Secrets detection is another one: you cannot afford to leak a password, access key or whatever other secret these days. It doesn’t need more time spent on it.

Other things like code quality scans are more nuanced. My approach to these is to have different rulesets for different type of builds. A CI build to develop will have a different (looser) ruleset compared to a full master release. And it makes sense - if you want to merge a large development from develop to master for the first time chances are you focused on certain areas of the enhancement, which while being absolutely good and welcome it might cause issues within master. Different rulesets ensure you don’t get bogged down in making it green from the beginning, but you can spend time on these refinements closer to the moment you actually need to merge it.

Infrastructure deserves its own chapter. Security Validation of IaC resources should always be a continuous process, because it is subject to continuous movement. Take IaaS for example. OS patches are enough movement to demand for a continuous process, without mentioning infrastructure vulnerabilities (even at network level). DevOps is simply the entrypoint for this practice - it is imperative to make it an organisational approach.

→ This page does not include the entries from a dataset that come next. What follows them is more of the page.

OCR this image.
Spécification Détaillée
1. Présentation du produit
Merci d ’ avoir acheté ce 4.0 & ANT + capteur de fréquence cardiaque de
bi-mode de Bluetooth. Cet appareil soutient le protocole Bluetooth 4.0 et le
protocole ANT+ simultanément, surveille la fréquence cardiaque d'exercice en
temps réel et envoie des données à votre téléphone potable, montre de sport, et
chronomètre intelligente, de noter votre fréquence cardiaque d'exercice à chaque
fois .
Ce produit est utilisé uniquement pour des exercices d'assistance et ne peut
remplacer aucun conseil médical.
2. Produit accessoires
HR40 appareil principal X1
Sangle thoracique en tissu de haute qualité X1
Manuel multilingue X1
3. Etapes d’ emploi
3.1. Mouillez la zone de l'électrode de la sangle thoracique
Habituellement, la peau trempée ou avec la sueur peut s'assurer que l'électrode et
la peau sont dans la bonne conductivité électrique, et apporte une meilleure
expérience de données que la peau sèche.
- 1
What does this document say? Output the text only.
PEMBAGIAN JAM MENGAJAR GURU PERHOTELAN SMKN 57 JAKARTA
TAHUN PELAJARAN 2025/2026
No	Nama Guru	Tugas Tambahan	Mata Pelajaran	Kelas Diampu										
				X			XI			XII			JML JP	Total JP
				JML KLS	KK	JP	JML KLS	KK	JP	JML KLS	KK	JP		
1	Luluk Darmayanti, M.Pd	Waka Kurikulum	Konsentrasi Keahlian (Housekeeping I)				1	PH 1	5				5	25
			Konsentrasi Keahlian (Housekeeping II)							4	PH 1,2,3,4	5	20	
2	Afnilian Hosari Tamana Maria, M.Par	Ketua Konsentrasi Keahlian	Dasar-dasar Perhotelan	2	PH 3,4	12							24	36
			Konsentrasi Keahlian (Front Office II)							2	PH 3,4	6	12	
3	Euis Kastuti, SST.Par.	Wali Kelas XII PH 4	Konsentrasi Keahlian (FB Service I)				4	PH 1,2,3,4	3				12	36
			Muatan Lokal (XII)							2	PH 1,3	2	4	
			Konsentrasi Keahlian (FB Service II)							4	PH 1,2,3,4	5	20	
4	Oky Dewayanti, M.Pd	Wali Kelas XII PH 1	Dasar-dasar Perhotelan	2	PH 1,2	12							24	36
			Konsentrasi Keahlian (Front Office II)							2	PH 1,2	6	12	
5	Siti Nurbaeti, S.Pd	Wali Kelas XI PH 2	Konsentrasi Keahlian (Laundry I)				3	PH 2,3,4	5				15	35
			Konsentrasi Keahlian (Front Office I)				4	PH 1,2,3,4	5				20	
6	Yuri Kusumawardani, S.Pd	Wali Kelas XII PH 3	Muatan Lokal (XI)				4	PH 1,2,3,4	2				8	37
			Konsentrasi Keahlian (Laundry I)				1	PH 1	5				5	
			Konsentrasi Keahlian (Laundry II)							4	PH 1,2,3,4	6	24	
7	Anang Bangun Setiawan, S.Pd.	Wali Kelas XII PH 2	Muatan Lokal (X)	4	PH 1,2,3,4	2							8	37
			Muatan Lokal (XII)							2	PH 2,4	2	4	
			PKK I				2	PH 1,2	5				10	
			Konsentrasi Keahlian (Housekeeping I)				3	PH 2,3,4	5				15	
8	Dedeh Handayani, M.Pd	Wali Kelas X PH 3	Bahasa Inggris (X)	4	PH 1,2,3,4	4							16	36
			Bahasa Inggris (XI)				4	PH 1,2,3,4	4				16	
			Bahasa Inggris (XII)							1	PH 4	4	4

If you run Security Validation Tests regularly on your infrastructure, you will find out things that are usually brought up only on demand:

Doing so will not only save you a massive headache, but it will ensure you are going to proactively act on these areas rather than fixing things in a rush as a reactive effort. And this saves money in the longer run. Different security rules and analysis (again) at every step of the way - IaC analysis at build and release time, but then continuous assurance at structural level, as a separate process from the development workstream.

It is also connected to Security scans - both static and dynamic.

A SAST (Static Analysis Security Test) is expensive to run - it can take hours to complete a run. A DAST (Dynamic Analysis Security Test) alone might not be enough. Having a structured chain of checks and balances, with different tools, rules and layers along the way from the IDE down to the Production environment is going to make all the difference in the world when it comes to DevOps.

SASTs should be performed in parallel to all the other testing activities. DASTs can be run as part of the performance and reliability testing.

This mix ensures a good level of agility for delivery (you still need to deliver your value as per DevOps definition!) while balancing it with a strong, 360 degree approach that ensures no stone is - hopefully - left unturned during the journey.